It was Crick and Watson who worked out the structure of DNA in the 1950s, but its discovery was made nearly 100 years previously by a Swiss physician called Frederick Miescher.
The man who discovered DNA, Frederick Miescher, was a young physician who worked in the laboratory of physiological chemistry of eminent scientist Felix Hoppe-Seyler. At the time of the discovery he was 25 years old and had not long graduated from his studies.
His research interest was focused on understanding the chemistry of the cell, because of his belief that it would help to solve the problems of tissue development.
The Discovery of DNA
Miescher discovered DNA in 1869 whilst studying pus-ridden bandages that were being sent to the laboratory by the local clinic. At this time the lab was working on the chemistry of body fluids, particularly blood. To that end the young physician was studying lymphocytes, though these were hard to obtain. So he was isolating leukocytes (which were thought to be derived from lymphocytes) from pus. Once these cells were prepared he managed to isolate pure nuclei, and from there he extracted a high phosphorus-containing substance, and described it.
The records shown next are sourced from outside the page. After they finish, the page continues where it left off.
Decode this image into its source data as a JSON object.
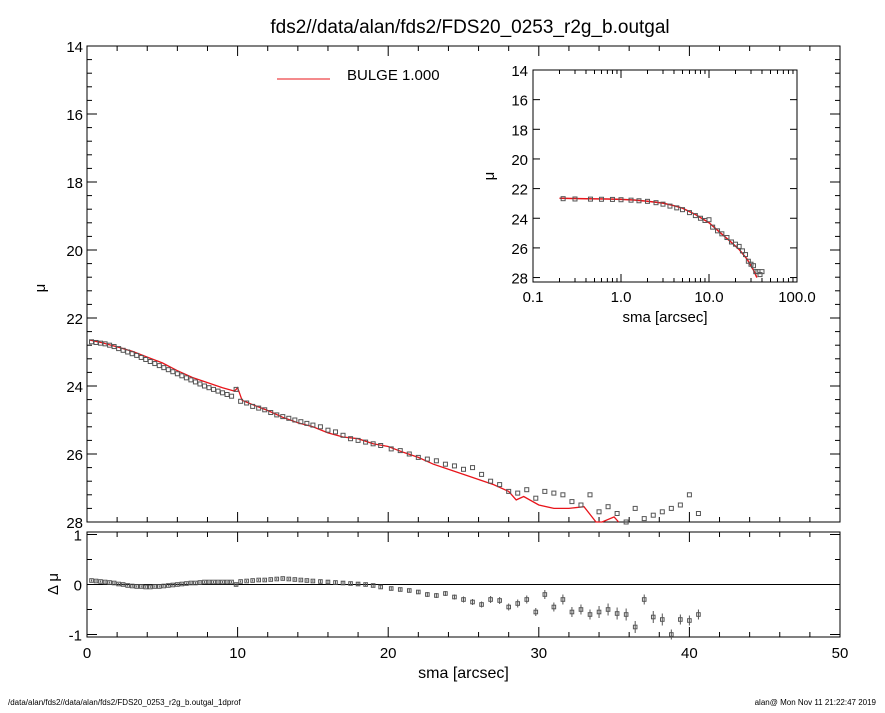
{
  "title": "fds2//data/alan/fds2/FDS20_0253_r2g_b.outgal",
  "footer_left": "/data/alan/fds2//data/alan/fds2/FDS20_0253_r2g_b.outgal_1dprof",
  "footer_right": "alan@  Mon Nov 11 21:22:47 2019",
  "colors": {
    "model": "#e8141a",
    "data": "#555555",
    "axis": "#000000"
  },
  "chart_data": [
    {
      "id": "main",
      "type": "scatter",
      "xlabel": "sma [arcsec]",
      "ylabel": "μ",
      "xlim": [
        0,
        50
      ],
      "ylim": [
        28,
        14
      ],
      "xticks": [
        0,
        10,
        20,
        30,
        40,
        50
      ],
      "yticks": [
        14,
        16,
        18,
        20,
        22,
        24,
        26,
        28
      ],
      "legend": {
        "label": "BULGE  1.000",
        "placement": "top-center"
      },
      "model_curve": {
        "name": "BULGE",
        "x": [
          0.2,
          1,
          2,
          3,
          4,
          5,
          6,
          7,
          8,
          9,
          9.8,
          10,
          10.3,
          11,
          12,
          13,
          14,
          15,
          16,
          17,
          18,
          19,
          20,
          21,
          22,
          23,
          24,
          25,
          26,
          27,
          28,
          28.5,
          29,
          30,
          31,
          32,
          33,
          33.8,
          34.2,
          35,
          35.3
        ],
        "y": [
          22.65,
          22.73,
          22.85,
          22.98,
          23.15,
          23.32,
          23.55,
          23.75,
          23.9,
          24.05,
          24.15,
          24.05,
          24.42,
          24.55,
          24.72,
          24.92,
          25.08,
          25.2,
          25.38,
          25.5,
          25.55,
          25.7,
          25.78,
          25.95,
          26.1,
          26.3,
          26.45,
          26.6,
          26.75,
          26.9,
          27.1,
          27.35,
          27.25,
          27.5,
          27.6,
          27.6,
          27.55,
          28.0,
          28.0,
          27.85,
          28.0
        ]
      },
      "data_points": {
        "x": [
          0.3,
          0.6,
          0.9,
          1.2,
          1.5,
          1.8,
          2.1,
          2.4,
          2.7,
          3.0,
          3.3,
          3.6,
          3.9,
          4.2,
          4.5,
          4.8,
          5.1,
          5.4,
          5.7,
          6.0,
          6.3,
          6.6,
          6.9,
          7.2,
          7.5,
          7.8,
          8.1,
          8.4,
          8.7,
          9.0,
          9.3,
          9.6,
          9.9,
          10.2,
          10.6,
          11.0,
          11.4,
          11.8,
          12.2,
          12.6,
          13.0,
          13.4,
          13.8,
          14.2,
          14.6,
          15.0,
          15.5,
          16.0,
          16.5,
          17.0,
          17.5,
          18.0,
          18.5,
          19.0,
          19.5,
          20.2,
          20.8,
          21.4,
          22.0,
          22.6,
          23.2,
          23.8,
          24.4,
          25.0,
          25.6,
          26.2,
          26.8,
          27.4,
          28.0,
          28.6,
          29.2,
          29.8,
          30.4,
          31.0,
          31.6,
          32.2,
          32.8,
          33.4,
          34.0,
          34.6,
          35.2,
          35.8,
          36.4,
          37.0,
          37.6,
          38.2,
          38.8,
          39.4,
          40.0,
          40.6
        ],
        "y": [
          22.7,
          22.72,
          22.74,
          22.76,
          22.8,
          22.84,
          22.9,
          22.95,
          23.0,
          23.05,
          23.1,
          23.16,
          23.22,
          23.28,
          23.34,
          23.4,
          23.46,
          23.52,
          23.58,
          23.64,
          23.7,
          23.76,
          23.82,
          23.88,
          23.94,
          24.0,
          24.05,
          24.1,
          24.15,
          24.2,
          24.25,
          24.3,
          24.1,
          24.45,
          24.5,
          24.6,
          24.65,
          24.7,
          24.78,
          24.85,
          24.9,
          24.95,
          25.0,
          25.05,
          25.1,
          25.15,
          25.2,
          25.3,
          25.35,
          25.45,
          25.55,
          25.6,
          25.65,
          25.7,
          25.75,
          25.85,
          25.9,
          26.0,
          26.1,
          26.15,
          26.2,
          26.3,
          26.35,
          26.45,
          26.4,
          26.6,
          26.8,
          26.9,
          27.1,
          27.15,
          27.05,
          27.3,
          27.1,
          27.15,
          27.2,
          27.4,
          27.5,
          27.2,
          27.7,
          27.55,
          27.75,
          28.0,
          27.6,
          27.9,
          27.8,
          27.7,
          27.6,
          27.5,
          27.2,
          27.75
        ]
      }
    },
    {
      "id": "residual",
      "type": "scatter",
      "xlabel": "sma [arcsec]",
      "ylabel": "Δ μ",
      "xlim": [
        0,
        50
      ],
      "ylim": [
        -1.05,
        1.05
      ],
      "xticks": [
        0,
        10,
        20,
        30,
        40,
        50
      ],
      "yticks": [
        -1,
        0,
        1
      ],
      "zero_line": true,
      "points": {
        "x": [
          0.3,
          0.6,
          0.9,
          1.2,
          1.5,
          1.8,
          2.1,
          2.4,
          2.7,
          3.0,
          3.3,
          3.6,
          3.9,
          4.2,
          4.5,
          4.8,
          5.1,
          5.4,
          5.7,
          6.0,
          6.3,
          6.6,
          6.9,
          7.2,
          7.5,
          7.8,
          8.1,
          8.4,
          8.7,
          9.0,
          9.3,
          9.6,
          9.9,
          10.2,
          10.6,
          11.0,
          11.4,
          11.8,
          12.2,
          12.6,
          13.0,
          13.4,
          13.8,
          14.2,
          14.6,
          15.0,
          15.5,
          16.0,
          16.5,
          17.0,
          17.5,
          18.0,
          18.5,
          19.0,
          19.5,
          20.2,
          20.8,
          21.4,
          22.0,
          22.6,
          23.2,
          23.8,
          24.4,
          25.0,
          25.6,
          26.2,
          26.8,
          27.4,
          28.0,
          28.6,
          29.2,
          29.8,
          30.4,
          31.0,
          31.6,
          32.2,
          32.8,
          33.4,
          34.0,
          34.6,
          35.2,
          35.8,
          36.4,
          37.0,
          37.6,
          38.2,
          38.8,
          39.4,
          40.0,
          40.6
        ],
        "y": [
          0.08,
          0.07,
          0.06,
          0.05,
          0.04,
          0.03,
          0.01,
          0.0,
          -0.02,
          -0.03,
          -0.04,
          -0.04,
          -0.05,
          -0.05,
          -0.04,
          -0.04,
          -0.03,
          -0.02,
          -0.01,
          0.0,
          0.01,
          0.02,
          0.03,
          0.03,
          0.04,
          0.05,
          0.05,
          0.05,
          0.05,
          0.05,
          0.05,
          0.05,
          0.0,
          0.06,
          0.07,
          0.08,
          0.09,
          0.09,
          0.1,
          0.11,
          0.12,
          0.11,
          0.1,
          0.09,
          0.08,
          0.07,
          0.06,
          0.05,
          0.04,
          0.03,
          0.02,
          0.01,
          0.0,
          -0.02,
          -0.05,
          -0.08,
          -0.1,
          -0.12,
          -0.15,
          -0.2,
          -0.22,
          -0.18,
          -0.25,
          -0.3,
          -0.35,
          -0.4,
          -0.3,
          -0.32,
          -0.45,
          -0.38,
          -0.3,
          -0.55,
          -0.2,
          -0.45,
          -0.3,
          -0.55,
          -0.5,
          -0.6,
          -0.55,
          -0.5,
          -0.58,
          -0.6,
          -0.85,
          -0.3,
          -0.65,
          -0.7,
          -1.0,
          -0.7,
          -0.72,
          -0.6
        ],
        "err": [
          0.02,
          0.02,
          0.02,
          0.02,
          0.02,
          0.02,
          0.02,
          0.02,
          0.02,
          0.02,
          0.02,
          0.02,
          0.02,
          0.02,
          0.02,
          0.02,
          0.02,
          0.02,
          0.02,
          0.02,
          0.02,
          0.02,
          0.02,
          0.02,
          0.02,
          0.02,
          0.02,
          0.02,
          0.02,
          0.02,
          0.02,
          0.02,
          0.03,
          0.02,
          0.02,
          0.02,
          0.02,
          0.02,
          0.02,
          0.02,
          0.02,
          0.02,
          0.02,
          0.02,
          0.02,
          0.02,
          0.03,
          0.03,
          0.03,
          0.03,
          0.03,
          0.03,
          0.03,
          0.03,
          0.03,
          0.04,
          0.04,
          0.04,
          0.04,
          0.05,
          0.05,
          0.05,
          0.05,
          0.06,
          0.06,
          0.06,
          0.07,
          0.07,
          0.07,
          0.08,
          0.08,
          0.08,
          0.09,
          0.09,
          0.1,
          0.1,
          0.1,
          0.1,
          0.12,
          0.12,
          0.12,
          0.12,
          0.12,
          0.1,
          0.12,
          0.12,
          0.1,
          0.1,
          0.1,
          0.1
        ]
      }
    },
    {
      "id": "inset",
      "type": "scatter",
      "xlabel": "sma [arcsec]",
      "ylabel": "μ",
      "xscale": "log",
      "xlim": [
        0.1,
        100
      ],
      "ylim": [
        28.3,
        14
      ],
      "xticks": [
        0.1,
        1.0,
        10.0,
        100.0
      ],
      "xticklabels": [
        "0.1",
        "1.0",
        "10.0",
        "100.0"
      ],
      "yticks": [
        14,
        16,
        18,
        20,
        22,
        24,
        26,
        28
      ],
      "model_curve": {
        "x": [
          0.2,
          0.4,
          0.7,
          1.0,
          1.5,
          2.0,
          3.0,
          4.0,
          5.0,
          7.0,
          10.0,
          13.0,
          17.0,
          22.0,
          27.0,
          32.0,
          35.0
        ],
        "y": [
          22.65,
          22.68,
          22.7,
          22.73,
          22.78,
          22.85,
          22.98,
          23.15,
          23.32,
          23.75,
          24.3,
          24.9,
          25.5,
          26.1,
          26.75,
          27.5,
          28.0
        ]
      },
      "data_points": {
        "x": [
          0.22,
          0.3,
          0.45,
          0.6,
          0.8,
          1.0,
          1.3,
          1.6,
          2.0,
          2.5,
          3.0,
          3.6,
          4.3,
          5.0,
          6.0,
          7.0,
          8.0,
          9.0,
          10.0,
          11.0,
          12.5,
          14.0,
          16.0,
          18.0,
          20.0,
          22.0,
          24.0,
          26.0,
          28.0,
          30.0,
          32.0,
          34.0,
          36.0,
          38.0,
          40.0
        ],
        "y": [
          22.68,
          22.7,
          22.71,
          22.72,
          22.73,
          22.75,
          22.78,
          22.82,
          22.86,
          22.95,
          23.05,
          23.18,
          23.3,
          23.42,
          23.62,
          23.82,
          24.0,
          24.15,
          24.1,
          24.6,
          24.85,
          25.05,
          25.3,
          25.6,
          25.75,
          25.9,
          26.2,
          26.45,
          26.9,
          27.1,
          27.2,
          27.6,
          27.6,
          27.8,
          27.6
        ]
      }
    }
  ]
}
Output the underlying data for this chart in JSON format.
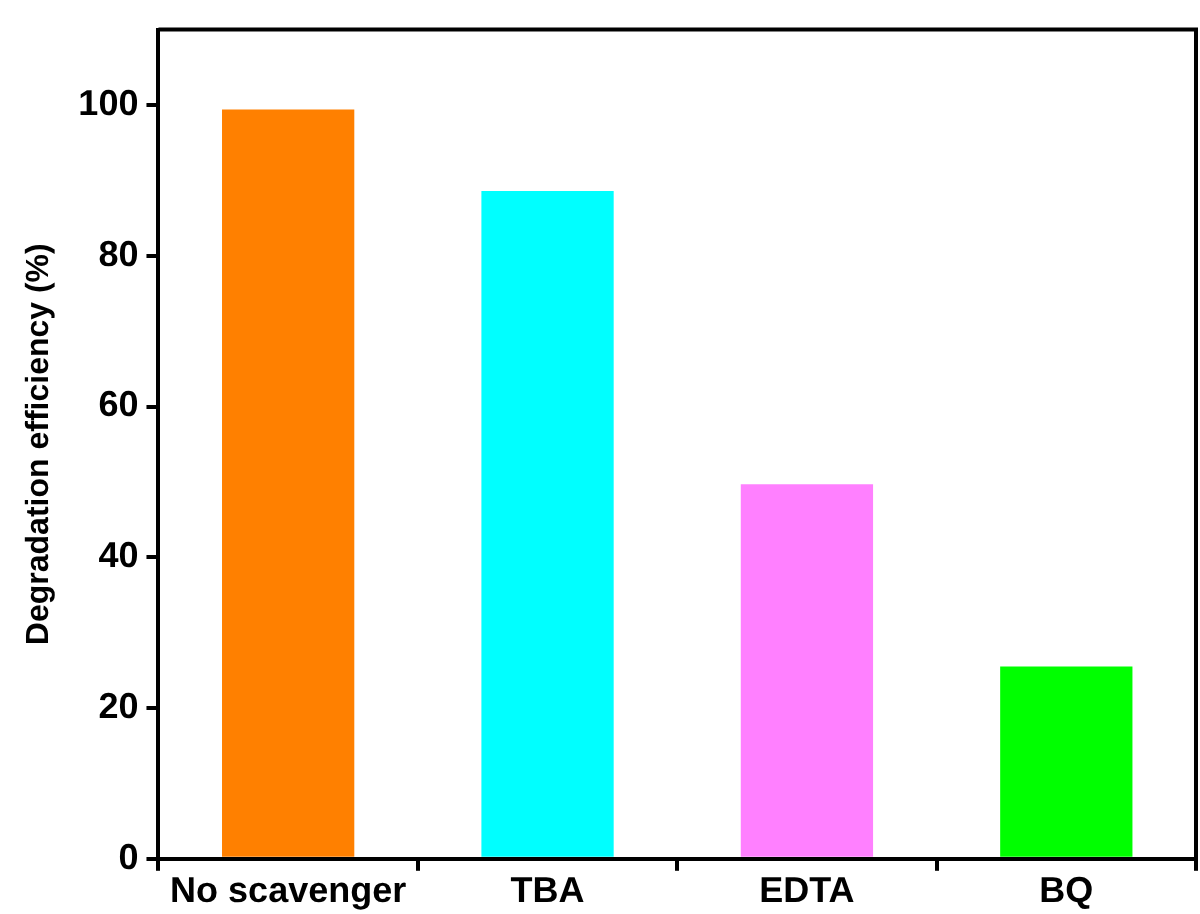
{
  "chart_data": {
    "type": "bar",
    "ylabel": "Degradation efficiency (%)",
    "categories": [
      "No scavenger",
      "TBA",
      "EDTA",
      "BQ"
    ],
    "values": [
      99.4,
      88.6,
      49.7,
      25.5
    ],
    "colors": [
      "#ff8000",
      "#00ffff",
      "#ff80ff",
      "#00ff00"
    ],
    "ylim": [
      0,
      110
    ],
    "yticks": [
      0,
      20,
      40,
      60,
      80,
      100
    ],
    "grid": false,
    "legend": false
  }
}
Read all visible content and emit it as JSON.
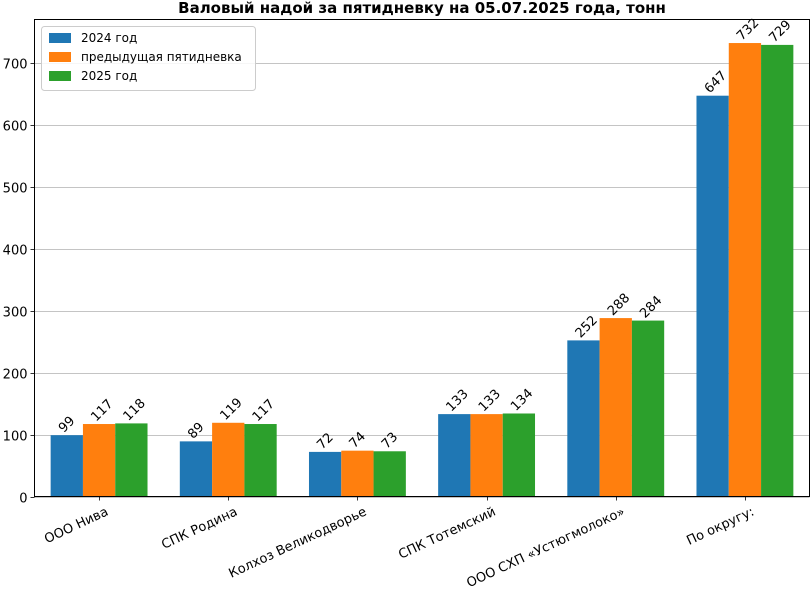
{
  "chart_data": {
    "type": "bar",
    "title": "Валовый надой за пятидневку на 05.07.2025 года, тонн",
    "xlabel": "",
    "ylabel": "",
    "categories": [
      "ООО Нива",
      "СПК Родина",
      "Колхоз Великодворье",
      "СПК Тотемский",
      "ООО СХП «Устюгмолоко»",
      "По округу:"
    ],
    "series": [
      {
        "name": "2024 год",
        "color": "#1f77b4",
        "values": [
          99,
          89,
          72,
          133,
          252,
          647
        ]
      },
      {
        "name": "предыдущая пятидневка",
        "color": "#ff7f0e",
        "values": [
          117,
          119,
          74,
          133,
          288,
          732
        ]
      },
      {
        "name": "2025 год",
        "color": "#2ca02c",
        "values": [
          118,
          117,
          73,
          134,
          284,
          729
        ]
      }
    ],
    "ylim": [
      0,
      770
    ],
    "yticks": [
      0,
      100,
      200,
      300,
      400,
      500,
      600,
      700
    ],
    "grid": "y",
    "legend_position": "top-left",
    "data_labels": true
  }
}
The man who discovered DNA did not know that it was the hereditary material and he also did not call it DNA. He referred to it as 'nuclein' because it had come from the nucleus. He expected it to be present in organs such as the liver and kidney, and he also believed it to be an acid. He wrote to his uncle, "With experiments using other tissues, it seems probable to me that a whole family of such slightly varying phosphorous-containing substances will appear, as a group of nucleons, equivalent to the proteins." Thus he had discovered nucleic acid, but it was two years before his work was published because his laboratory head wanted to replicate the results.
So Miescher had shown that the material inside the nucleus was different from the material inside the cell cytoplasm, and indeed was not present there. This was an unconventional view at the time because scientists would have expected the same material i.e. protein to be present throughout the cell.
Miescher also managed to chracterise the chemical components of this 'nuclein' acid - although not with the familiar names of bases that we're used to. He identified the components as N, C, H, O and P.
The man who discovered DNA also worked with salmon cells and managed to isolate nuclein from salmon spermatozoa. Again he did not really know what this material was for. The discovery of its true nature came many years later and by other scientists, another crucial moment in genetics history.